Before getting to contract myth-busting, it is important to understand what a contract is and why they are important. A contract is a legally binding agreement between parties in which the parties make an exchange. The purpose of having a contract is to ensure the parties have a legal remedy should one party breach the contract. Otherwise, the contract is not worth the paper it is written on. When a contract has terms that are not enforceable, the parties can run into serious problems getting their rights. So what are the most common contract myths? Here are the top 3 contract myths I have seen in my practice.

Contract Myth Number 1: The Myth of the ‘Standard Term’ or ‘Standard Contract’

I’ve talked about this before and this is still absolutely one of the worst myths that I have seen even other attorneys buy into. Clients often ask me ‘is this standard’ or worse — will come to me with boilerplate or template contracts they got from the internet believing it is a sound contract. I do not fault consumers for this at all because it is easy to believe the contracts are valuable when some sources advertise them as good contracts.

As for as ‘standard’ terms, contracts are, for the most part, whatever the parties want them to be and what works for the parties. Legally speaking, there are no ‘standard’ terms in that the law absolutely requires parties to agree to certain terms. What some people may mean by ‘standard’ terms are common practices as it relates to certain industries, but even then, there is no requirement to be bound by those standards. For example, it may be an industry practice to invoice a customer with a ‘net 30’ payment term, but this is just a common practice and nothing more. There are other ‘standards’ such as standards of care or a business’ internal standard procedure, but these are not governed by contract law.

There are a few reasons why is is critical for clients (and ahem, other attorneys) to understand, that if you want to enter into a contract, you are free to negotiate what you want and if a term does not work for you, then negotiate it.
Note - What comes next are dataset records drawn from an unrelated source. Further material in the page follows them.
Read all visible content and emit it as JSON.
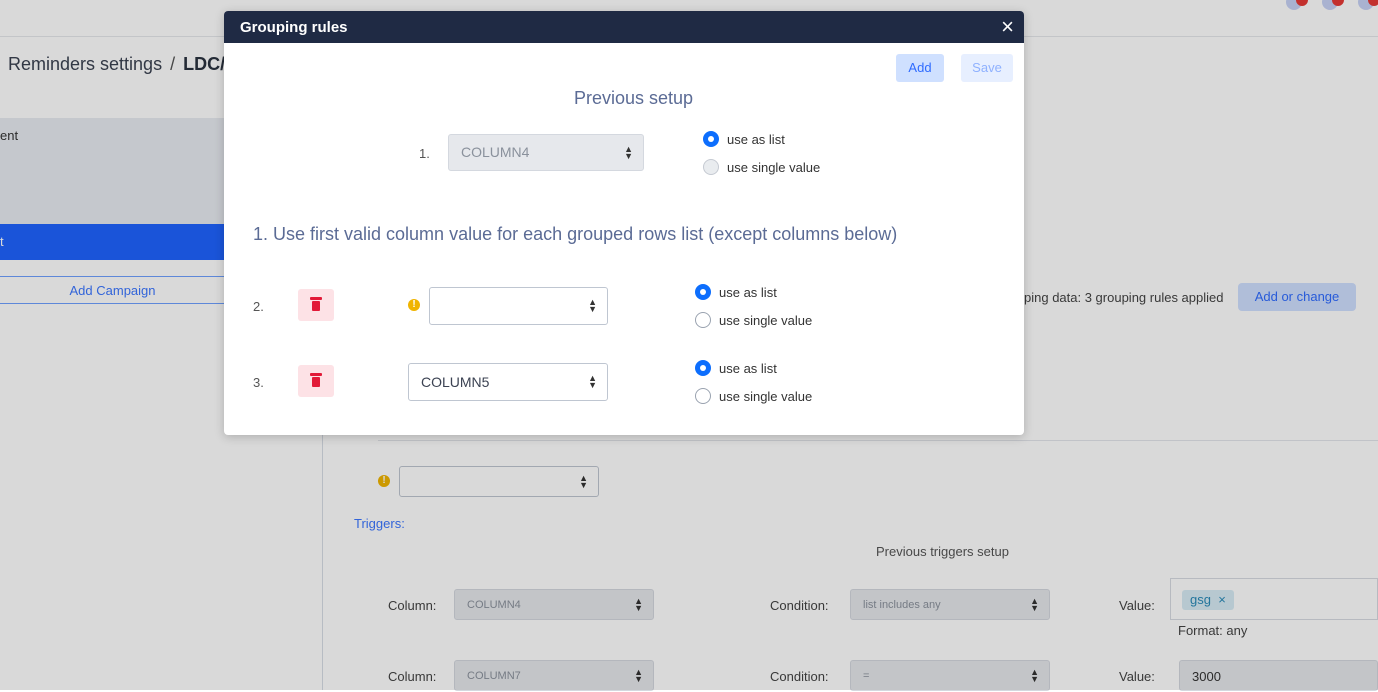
{
  "background": {
    "breadcrumb": {
      "part1": "Reminders settings",
      "separator": "/",
      "current": "LDC/"
    },
    "left_panel": {
      "text": "ent",
      "active_text": "t",
      "add_campaign": "Add Campaign"
    },
    "grouping": {
      "info_text": "ping data: 3 grouping rules applied",
      "button": "Add or change"
    },
    "triggers": {
      "title": "Triggers:",
      "previous_label": "Previous triggers setup",
      "rows": [
        {
          "column_label": "Column:",
          "column_value": "COLUMN4",
          "condition_label": "Condition:",
          "condition_value": "list includes any",
          "value_label": "Value:",
          "tag": "gsg",
          "tag_remove": "×",
          "format": "Format: any"
        },
        {
          "column_label": "Column:",
          "column_value": "COLUMN7",
          "condition_label": "Condition:",
          "condition_value": "=",
          "value_label": "Value:",
          "value": "3000"
        }
      ]
    }
  },
  "modal": {
    "title": "Grouping rules",
    "close": "×",
    "add_label": "Add",
    "save_label": "Save",
    "previous_setup": "Previous setup",
    "previous_row": {
      "number": "1.",
      "column": "COLUMN4",
      "option_list": "use as list",
      "option_single": "use single value",
      "selected": "use as list"
    },
    "section_title": "1. Use first valid column value for each grouped rows list (except columns below)",
    "rules": [
      {
        "number": "2.",
        "column": "",
        "option_list": "use as list",
        "option_single": "use single value",
        "selected": "use as list",
        "warning": "!"
      },
      {
        "number": "3.",
        "column": "COLUMN5",
        "option_list": "use as list",
        "option_single": "use single value",
        "selected": "use as list"
      }
    ]
  },
  "colors": {
    "header": "#1f2a44",
    "primary": "#0d6efd",
    "danger": "#e21a38",
    "accent": "#2f6bff"
  }
}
Also, sometimes the ‘standard’ trap is used by companies when discussing with customers their policies leading those customers to believe they can not negotiate their contract. In that case, it may be the company’s own ‘standard’ but it is not a legal standard and not required of a consumer to accept. Lastly, the problem with clients believing there is are template/standards of contracts, is that these clients may believe any contract from the internet will protect their interests. Bottom line, generally, contracts are meant to serve you and if they are not, do not think you are bound by some fake ‘standard.’

Contract Myth Number 2: Contracts Need to be Signed

This is part-myth actually. It is always superior to write and sign your contracts for the purpose of proving a contract existed and to demonstrate what terms were agreed to. There are certain types of contracts that (sort of) need signatures if the type of contract falls under the ‘Statute of Frauds.’ These are contracts are include a terms that can not be performed within one year or a contract for the sale of land. I say ‘sort of need signatures’ because in a lawsuit, the signature that really matters is the defendant (ie, ‘the party being charged’). In addition, contracts for the sale of goods of more than $500 also need to have ‘sufficient’ writing.

But if a contract does not exist, does that mean a wronged party has no rights? Nope. There are legal theories called ‘quasi-contracts’ that are like alternative legal claims in the event a court finds that a contract does not exist between the parties. These theories are not as effective as a contract and can be difficult to prove sometimes, but they are available as an option for a wronged party to get at least some recovery.

Contract Myth Number 3: If The Parties Agreed to a Term, Then They Are Bound By Those Terms

Generally, this is true, but there are very important exceptions. For one, there are terms that courts will not enforce (and ultimately courts are the only ones that can enforce contracts). For example, terms that violate certain laws are not enforceable such as an employee agreeing to get paid less than minimum wage. Non-compete clauses are also an example that courts will not always enforce. Another common unenforceable, but still agreed upon term, are ‘no oral modification clauses. No-oral modification clauses basically say ‘this contract can only be modified by written agreement by both parties.’ However, courts will still accept orally modified contracts.